Un thème qui vient tout naturellement.

Presque vingt ans que je n'ai, pour ainsi dire, touché un pinceau...
Études et concours, début de carrière, départ pour l'Espagne et nouveau projet de vie, enfants à garder et maisons à construire...Le temps est passé sans pouvoir m'ennuyer.
Un quart de vie aussi.
En cette année 2006, l'atelier flambant neuf et les tubes de peinture bien ordonnés, je reste bloqué devant la toile blanche.
Que peindre? Par où commencer?
La spontanéité, profondément refoulée lors de mon passage aux Beaux Arts où l'on vous apprend à penser et conceptualiser chaque projet, à vous situer par rapport à la production contemporaine, a du mal à resurgir. Il me faudra insister plusieurs mois, revenir m'asseoir dans cet atelier qui devient vite un lieu de souffrance et de remise en question, pour enfin prendre la décision libératrice qu'un enfant ne se serait même pas posée une minute: "Je vais peindre ce qu'il me plaît, comme ça vient".

tableau a l'huile
Une des premières toiles, très petit format, qui sera le "déclencheur".
Je commence donc, comme cet enfant, à peindre et dessiner ce qui m'entoure et ce qui m'angoisse à ce moment là: Un sentiment de solitude, de déraciné, d'étranger, dans un petit village de l'Espagne profonde où le "qu'en dira-t-on" va bon train.
En résumé: Moi et les gens.



Tout commence par une boutade: Je suis en train de terminer un petite toile où je me représente en train de me promener quand une amie entre dans l'atelier et en voyant le tableau s'exclame: "Où est Milou ?"
Il faut savoir qu'ici, en Espagne, les gens m'appellent Tintin. Un visage un peu rond, les yeux clairs, les cheveux blonds (mais déjà grisonnant) coupés courts, une petite mèche coiffée vers le haut...
Au point qu'un jour de carnaval à Salamanque, il y a plus de 20 ans, j'avais improvisé en dernière minute un déguisement de Tintin: Polo blanc sous un pull bleu, un pantalon de velours brun dont le bas des pattes s'introduisaient dans des chaussettes blanches pour simuler un pantalon de golf.
tableau de frederic creusot
"Paseo", Première toile où apparaît l'idée du Moi Tintin.
Je vécu cette nuit-là dans la ville prise par les étudiants de tous les pays du monde, ce que pouvait ressentir une star dans sa vie quotidienne: Impossible de faire un pas sans que l'on vous interpelle, que l'on vous parle et que l'on pose avec vous pour une photo souvenir. Cette nuit-là, j'ai pris conscience de l'universalité du personnage de Tintin: Une des grandes icônes du XX siècle.
Et dans le rue, toujours cette même question: "Eh tintin ! Et où est Milou?"

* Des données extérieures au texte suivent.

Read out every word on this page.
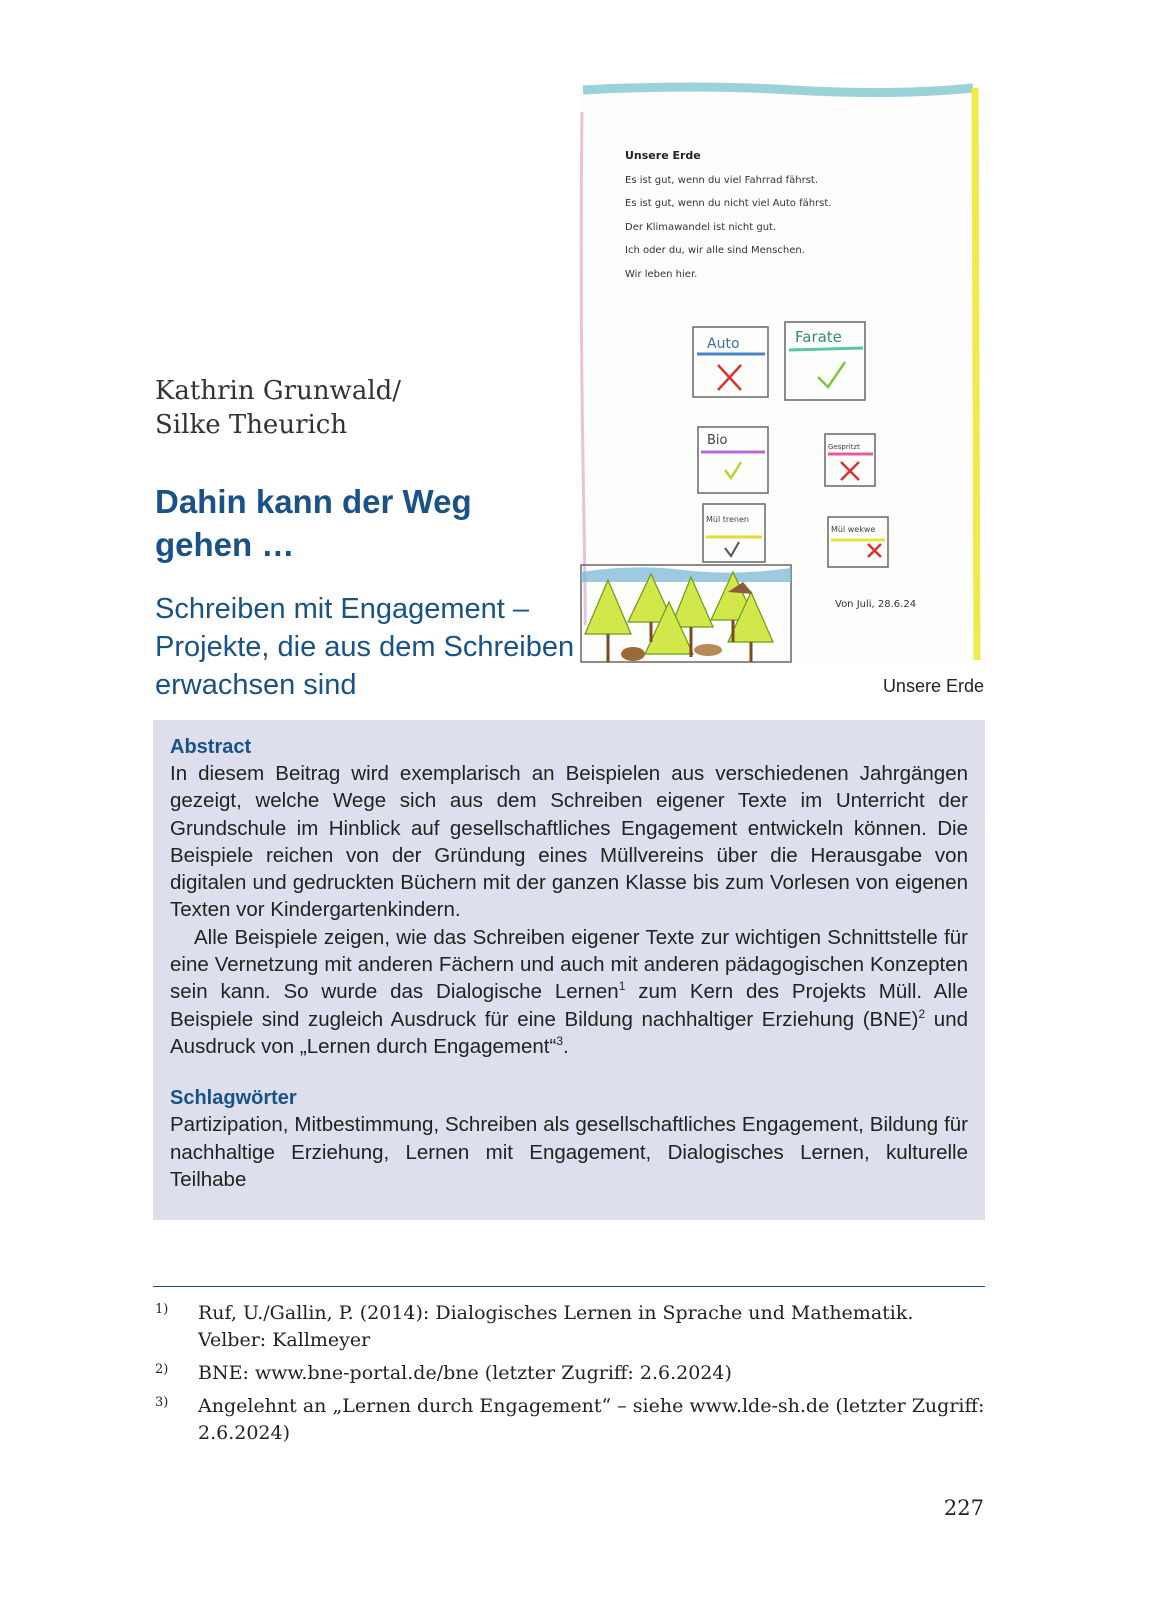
Kathrin Grunwald/
Silke Theurich
Dahin kann der Weg gehen …
Schreiben mit Engagement – Projekte, die aus dem Schreiben erwachsen sind
Unsere Erde
Es ist gut, wenn du viel Fahrrad fährst.
Es ist gut, wenn du nicht viel Auto fährst.
Der Klimawandel ist nicht gut.
Ich oder du, wir alle sind Menschen.
Wir leben hier.
Auto	Farate
Bio	Gespritzt
Mül trenen
Mül wekwe
Von Juli, 28.6.24
Unsere Erde
Abstract

In diesem Beitrag wird exemplarisch an Beispielen aus verschiedenen Jahrgängen gezeigt, welche Wege sich aus dem Schreiben eigener Texte im Unterricht der Grundschule im Hinblick auf gesellschaftliches Engagement entwickeln können. Die Beispiele reichen von der Gründung eines Müllvereins über die Herausgabe von digitalen und gedruckten Büchern mit der ganzen Klasse bis zum Vorlesen von eigenen Texten vor Kindergartenkindern.

Alle Beispiele zeigen, wie das Schreiben eigener Texte zur wichtigen Schnittstelle für eine Vernetzung mit anderen Fächern und auch mit anderen pädagogischen Konzepten sein kann. So wurde das Dialogische Lernen$^1$ zum Kern des Projekts Müll. Alle Beispiele sind zugleich Ausdruck für eine Bildung nachhaltiger Erziehung (BNE)$^2$ und Ausdruck von „Lernen durch Engagement“$^3$.

Schlagwörter

Partizipation, Mitbestimmung, Schreiben als gesellschaftliches Engagement, Bildung für nachhaltige Erziehung, Lernen mit Engagement, Dialogisches Lernen, kulturelle Teilhabe

1)	Ruf, U./Gallin, P. (2014): Dialogisches Lernen in Sprache und Mathematik. Velber: Kallmeyer
2)	BNE: www.bne-portal.de/bne (letzter Zugriff: 2.6.2024)
3)	Angelehnt an „Lernen durch Engagement“ – siehe www.lde-sh.de (letzter Zugriff: 2.6.2024)
227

Quand l'amie revient me voir à l'atelier le jour suivant, j'avais répondu à sa question par une petite tache blanche dans le tableau. Pourquoi pas après tout. Ma chienne Laika m'accompagne dans toutes mes sorties champêtres.
Commence alors une série de petites et grandes toiles. Moi et mon chien: Seuls, dans la nature. Autour: Les gens, loin, très loin, en arrière plan...

Peu à peu, des sujets récurrents qui jalonnent mes travaux depuis l'enfance reviennent rapidement comme des fantômes du passé: La difficulté de communiquer, la peur de la foule, de la masse et de ses dérives. Des lectures comme Masse et Puissance de Canetti alimente cette série où se mettent peu à peu en place des éléments qui se retrouveront dans la future série de grandes toiles "Tintin au pays des gens".

tableau frederic creusot
"Les fourmis". Toile de grand format où l'idée d'un fond de visages représentant la masse entre en scène.
frederic creusot
Détail

Tintin au pays des gens.

L'idée du Moi-Tintin fait son chemin au fur à mesure que les toiles s'accumulent dans l'atelier. 
De même que l'envie d'aller plus loin et d'utiliser l'image réelle de Tintin. Pas seulement comment représentation autobiographique mais aussi comme instrument pour renforcer, grâce à un élément graphique connu de tous, une icône appréciée par beaucoup, le message de cette série qui va naître.
J'ai envie de jouer sur l'ambiguïté de la notion de héros, de bien et de mal, de blanc et noir, de positif et négatif. Les éléments graphiques se mettent rapidement en place.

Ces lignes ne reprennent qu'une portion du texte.